HYPofractionated Adjuvant RadioTherapy in 1 Versus 2 Weeks in High-risk Patients With Breast Cancer (HYPART): A Non-inferiority, Open-label, Phase III Randomized Trial.
We at PGIMER have been practicing hypofractionated radiotherapy in breast cancer patients for the last 4 decades. Our standard doses have been 35Gy/15#/3wks to the chest wall after mastectomy and 40Gy/16#/3wks after breast conserving surgery (BCS).It is also a routine practice in the UK and in a few centers in Canada. Hypofractionation reduces treatment time to half while maintaining cosmesis and gives control rates equal to conventional fractionation. As breast cancer is a leading cancer in females and radiation therapy is an important part of its local management, hypofractionation helps radiation centers worldwide to meet the growing need for radiation treatment in breast cancer, particularly in developing countries where resources are limited. It also reduces the financial burden on the patient and family. In this study we want to evaluate the impact of reducing the treatment duration from 3 weeks to 1 week. Eligible patients with breast cancer after mastectomy or BCS will be treated with a radiotherapy dose of 26Gy in 5 fractions over 1 week in the study arm and 40Gy in 15 fractions over 2 weeks in the control arm.
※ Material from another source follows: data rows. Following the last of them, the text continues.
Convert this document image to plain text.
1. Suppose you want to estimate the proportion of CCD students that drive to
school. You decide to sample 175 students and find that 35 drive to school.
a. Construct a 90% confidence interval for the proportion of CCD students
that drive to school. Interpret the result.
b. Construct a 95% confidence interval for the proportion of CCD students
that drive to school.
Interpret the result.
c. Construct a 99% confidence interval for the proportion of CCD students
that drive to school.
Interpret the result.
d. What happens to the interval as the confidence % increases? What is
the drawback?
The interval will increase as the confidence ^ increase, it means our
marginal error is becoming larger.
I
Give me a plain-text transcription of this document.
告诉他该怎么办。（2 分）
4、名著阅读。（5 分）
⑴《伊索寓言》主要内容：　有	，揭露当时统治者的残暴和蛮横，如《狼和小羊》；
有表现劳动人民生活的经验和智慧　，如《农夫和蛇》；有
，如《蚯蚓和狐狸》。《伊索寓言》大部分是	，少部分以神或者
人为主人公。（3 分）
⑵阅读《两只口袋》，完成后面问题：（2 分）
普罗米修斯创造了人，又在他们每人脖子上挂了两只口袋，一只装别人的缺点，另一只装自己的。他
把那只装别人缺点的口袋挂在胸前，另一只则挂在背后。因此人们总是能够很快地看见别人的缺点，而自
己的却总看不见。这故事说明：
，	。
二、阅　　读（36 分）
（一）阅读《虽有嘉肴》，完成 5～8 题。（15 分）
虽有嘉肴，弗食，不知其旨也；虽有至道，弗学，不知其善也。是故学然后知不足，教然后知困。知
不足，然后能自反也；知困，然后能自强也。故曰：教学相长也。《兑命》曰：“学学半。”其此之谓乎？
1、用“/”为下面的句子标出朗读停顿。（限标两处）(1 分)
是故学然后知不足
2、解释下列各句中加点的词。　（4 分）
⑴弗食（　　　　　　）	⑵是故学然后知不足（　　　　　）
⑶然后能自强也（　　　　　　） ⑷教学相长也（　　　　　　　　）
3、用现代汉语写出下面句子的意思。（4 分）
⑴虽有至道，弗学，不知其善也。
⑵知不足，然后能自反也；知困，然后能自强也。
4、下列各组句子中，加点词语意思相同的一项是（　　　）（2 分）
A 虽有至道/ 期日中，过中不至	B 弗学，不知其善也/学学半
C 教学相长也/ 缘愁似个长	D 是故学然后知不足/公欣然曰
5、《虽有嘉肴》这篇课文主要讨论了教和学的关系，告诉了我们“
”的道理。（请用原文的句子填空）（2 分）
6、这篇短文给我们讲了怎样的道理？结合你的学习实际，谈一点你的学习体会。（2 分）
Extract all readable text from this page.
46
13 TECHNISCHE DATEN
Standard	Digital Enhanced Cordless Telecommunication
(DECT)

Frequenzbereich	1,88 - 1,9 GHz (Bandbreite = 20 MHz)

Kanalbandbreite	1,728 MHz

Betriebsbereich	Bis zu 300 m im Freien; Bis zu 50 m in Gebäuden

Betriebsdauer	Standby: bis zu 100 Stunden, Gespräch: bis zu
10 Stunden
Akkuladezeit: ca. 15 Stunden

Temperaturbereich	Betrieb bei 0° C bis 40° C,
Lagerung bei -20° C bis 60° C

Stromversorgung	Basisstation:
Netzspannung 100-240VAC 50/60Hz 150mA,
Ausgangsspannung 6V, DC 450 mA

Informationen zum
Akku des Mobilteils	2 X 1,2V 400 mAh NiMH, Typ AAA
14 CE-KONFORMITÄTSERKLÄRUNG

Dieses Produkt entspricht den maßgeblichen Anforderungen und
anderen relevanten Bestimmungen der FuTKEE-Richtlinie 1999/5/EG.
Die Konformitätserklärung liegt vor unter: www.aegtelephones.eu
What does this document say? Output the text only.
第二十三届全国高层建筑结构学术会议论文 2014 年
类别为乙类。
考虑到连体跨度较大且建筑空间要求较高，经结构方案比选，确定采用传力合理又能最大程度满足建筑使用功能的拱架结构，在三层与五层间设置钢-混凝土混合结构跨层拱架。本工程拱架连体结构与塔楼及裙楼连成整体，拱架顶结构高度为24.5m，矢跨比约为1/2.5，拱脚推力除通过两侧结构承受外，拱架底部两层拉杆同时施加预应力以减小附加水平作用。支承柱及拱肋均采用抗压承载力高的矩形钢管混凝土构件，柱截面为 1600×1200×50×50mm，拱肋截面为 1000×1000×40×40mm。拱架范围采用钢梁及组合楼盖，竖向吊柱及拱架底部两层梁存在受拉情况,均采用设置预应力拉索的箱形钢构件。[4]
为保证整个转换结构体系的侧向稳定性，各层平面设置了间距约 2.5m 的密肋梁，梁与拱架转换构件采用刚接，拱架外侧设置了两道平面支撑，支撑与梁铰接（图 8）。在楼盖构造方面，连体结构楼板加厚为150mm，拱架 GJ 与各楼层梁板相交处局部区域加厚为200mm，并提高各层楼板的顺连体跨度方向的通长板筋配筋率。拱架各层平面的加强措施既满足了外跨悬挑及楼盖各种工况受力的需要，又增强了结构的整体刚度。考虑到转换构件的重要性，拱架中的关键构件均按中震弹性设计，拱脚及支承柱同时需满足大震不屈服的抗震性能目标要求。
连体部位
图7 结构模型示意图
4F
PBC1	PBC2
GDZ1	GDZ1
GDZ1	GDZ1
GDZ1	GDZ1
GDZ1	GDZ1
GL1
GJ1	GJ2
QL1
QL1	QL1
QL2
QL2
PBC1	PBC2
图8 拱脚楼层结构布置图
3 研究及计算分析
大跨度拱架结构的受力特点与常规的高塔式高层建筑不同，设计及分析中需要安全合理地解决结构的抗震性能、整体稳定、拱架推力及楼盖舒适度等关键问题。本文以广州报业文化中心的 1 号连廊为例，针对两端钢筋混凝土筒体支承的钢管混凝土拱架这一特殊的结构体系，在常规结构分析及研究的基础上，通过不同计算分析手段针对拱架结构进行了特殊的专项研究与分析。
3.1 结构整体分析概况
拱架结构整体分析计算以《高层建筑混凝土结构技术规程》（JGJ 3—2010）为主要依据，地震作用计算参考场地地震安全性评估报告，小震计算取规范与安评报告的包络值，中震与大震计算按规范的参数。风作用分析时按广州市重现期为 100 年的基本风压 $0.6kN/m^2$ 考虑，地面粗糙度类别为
The primary endpoint of this noninferiority study will be locoregional tumour control. Secondary endpoints will be early and late radiation toxicities, quality of life, contralateral primary tumours, regional and distant metastases, survival and second cancers. A total of 1018 patients will be randomised (1:1) to receive 1 week or 2 weeks of radiotherapy. An event-driven analysis will be performed after at least 94 patients have documented locoregional recurrences.
• Age ≥18 years
• Female or male
• Invasive carcinoma of the breast
• Breast conserving surgery(BCS) with axillary clearance or total mastectomy with axillary clearance(TMAC); (reconstruction allowed but not with implant; tissue expanders with distant metal ports are allowed)
• Concurrent trastuzumab and hormone therapy is allowed
• Axillary staging and/or dissection
• Complete microscopic excision of primary tumour
• pT3-4pN2-3 M0 disease
• Clinical stage III disease or pathological node positive if they have received neo-adjuvant chemotherapy.